On July 19, 2008, Eric Tavulares strangled his girlfriend, both 18, Lauren Aljubouri to death. Tavulares and Aljubouri had been watching the movie, and stopped it about half way through before going to bed. While having a conversation with Aljubouri in bed, he stated that he "switched mentally" and began strangling her. Upon arriving at the scene, Tavulares told police "I did it, I can't believe it. I did it." He later told police he was fascinated with the movie "Natural Born Killers", and had seen it 10 to 20 times. He faces up to 60 years in prison if convicted.
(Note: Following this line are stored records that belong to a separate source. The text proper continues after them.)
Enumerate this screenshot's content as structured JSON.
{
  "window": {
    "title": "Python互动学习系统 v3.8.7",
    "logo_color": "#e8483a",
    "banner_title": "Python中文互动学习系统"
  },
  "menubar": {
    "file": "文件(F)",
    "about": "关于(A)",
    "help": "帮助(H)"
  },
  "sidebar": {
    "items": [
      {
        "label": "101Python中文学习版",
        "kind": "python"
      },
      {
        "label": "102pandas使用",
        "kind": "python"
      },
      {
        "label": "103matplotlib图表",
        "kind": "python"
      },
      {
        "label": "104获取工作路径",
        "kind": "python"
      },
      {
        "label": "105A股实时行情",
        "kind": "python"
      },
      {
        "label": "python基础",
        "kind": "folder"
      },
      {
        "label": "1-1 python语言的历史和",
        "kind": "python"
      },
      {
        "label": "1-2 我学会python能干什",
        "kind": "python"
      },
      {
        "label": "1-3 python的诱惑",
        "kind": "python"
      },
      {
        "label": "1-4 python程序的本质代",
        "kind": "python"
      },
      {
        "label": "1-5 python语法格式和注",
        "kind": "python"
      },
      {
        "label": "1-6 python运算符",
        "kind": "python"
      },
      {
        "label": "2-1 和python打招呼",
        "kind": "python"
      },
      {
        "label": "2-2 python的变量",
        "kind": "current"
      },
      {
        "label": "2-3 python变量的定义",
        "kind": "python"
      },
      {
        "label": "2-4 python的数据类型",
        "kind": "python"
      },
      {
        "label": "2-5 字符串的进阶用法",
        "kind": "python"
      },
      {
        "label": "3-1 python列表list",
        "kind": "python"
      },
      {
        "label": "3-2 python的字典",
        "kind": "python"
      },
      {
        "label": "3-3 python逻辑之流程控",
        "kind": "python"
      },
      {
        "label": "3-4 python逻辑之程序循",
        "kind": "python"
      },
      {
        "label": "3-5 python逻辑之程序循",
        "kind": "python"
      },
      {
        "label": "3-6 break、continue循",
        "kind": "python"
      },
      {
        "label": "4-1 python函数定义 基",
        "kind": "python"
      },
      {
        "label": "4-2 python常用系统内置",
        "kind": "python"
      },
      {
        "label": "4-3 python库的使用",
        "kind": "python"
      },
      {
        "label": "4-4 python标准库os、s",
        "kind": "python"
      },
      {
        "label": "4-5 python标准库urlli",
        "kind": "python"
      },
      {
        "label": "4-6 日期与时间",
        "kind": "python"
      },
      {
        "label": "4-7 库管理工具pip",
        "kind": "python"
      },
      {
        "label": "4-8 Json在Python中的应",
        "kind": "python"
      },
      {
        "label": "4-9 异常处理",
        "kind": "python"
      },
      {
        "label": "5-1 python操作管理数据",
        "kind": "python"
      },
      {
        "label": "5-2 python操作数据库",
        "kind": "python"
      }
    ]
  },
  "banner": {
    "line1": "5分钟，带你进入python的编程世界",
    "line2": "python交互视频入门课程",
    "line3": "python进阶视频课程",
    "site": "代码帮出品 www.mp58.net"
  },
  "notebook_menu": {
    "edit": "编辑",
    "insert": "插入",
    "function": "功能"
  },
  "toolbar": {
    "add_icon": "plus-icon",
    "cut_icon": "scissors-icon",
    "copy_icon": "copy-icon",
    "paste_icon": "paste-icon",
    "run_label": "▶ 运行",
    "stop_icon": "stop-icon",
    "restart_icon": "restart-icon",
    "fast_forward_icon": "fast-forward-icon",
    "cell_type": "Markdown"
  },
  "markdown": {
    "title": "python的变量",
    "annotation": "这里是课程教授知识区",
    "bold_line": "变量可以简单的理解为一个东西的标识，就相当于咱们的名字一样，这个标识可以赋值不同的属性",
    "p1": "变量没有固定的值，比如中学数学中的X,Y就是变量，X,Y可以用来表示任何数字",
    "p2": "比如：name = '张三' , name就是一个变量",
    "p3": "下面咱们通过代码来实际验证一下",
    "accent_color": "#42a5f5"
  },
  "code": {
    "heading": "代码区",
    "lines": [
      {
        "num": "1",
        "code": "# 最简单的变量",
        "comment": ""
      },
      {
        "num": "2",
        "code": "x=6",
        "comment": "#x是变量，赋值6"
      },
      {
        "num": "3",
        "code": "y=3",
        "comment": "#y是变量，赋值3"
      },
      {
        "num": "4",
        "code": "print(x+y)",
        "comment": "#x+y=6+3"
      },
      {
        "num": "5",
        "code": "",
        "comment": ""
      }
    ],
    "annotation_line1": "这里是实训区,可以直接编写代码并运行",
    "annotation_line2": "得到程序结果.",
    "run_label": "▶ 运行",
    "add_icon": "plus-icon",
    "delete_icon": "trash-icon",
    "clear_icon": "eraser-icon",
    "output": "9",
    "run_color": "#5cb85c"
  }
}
Stone considered Natural Born Killers his road film specifically naming Bonnie and Clyde as a source of inspiration. Both these films fall under the road story genre through their constant challenges of their diegetic society. While Bonnie and Clyde attempt to disintegrate the weakened economic and social landscape of the 1930s, Mickey and Mallory try to free America from the overarching conventions which influence the common masses. While the flights of both couples successfully challenge their respective societies, both films conclude with pessimistic outlooks regarding individual freedom within the American sphere of influence. The police's ambush of Bonnie and Clyde exhibits the empirical control of law enforcement over the individual. Natural Born Killers ends as it begins, suggesting the uninhibited influence of the mass media among common Americans; this is seen within the film as the diegetic audience and media turn Mickey and Mallory into international superstars.
The famous death scene in Bonnie and Clyde used innovative editing techniques provided by multiple cameras shot from different angles at different speeds; this sporadic interchange between fast-paced and slow-motion editing that concludes Arthur Penn's film is used throughout the entirety of Natural Born Killers.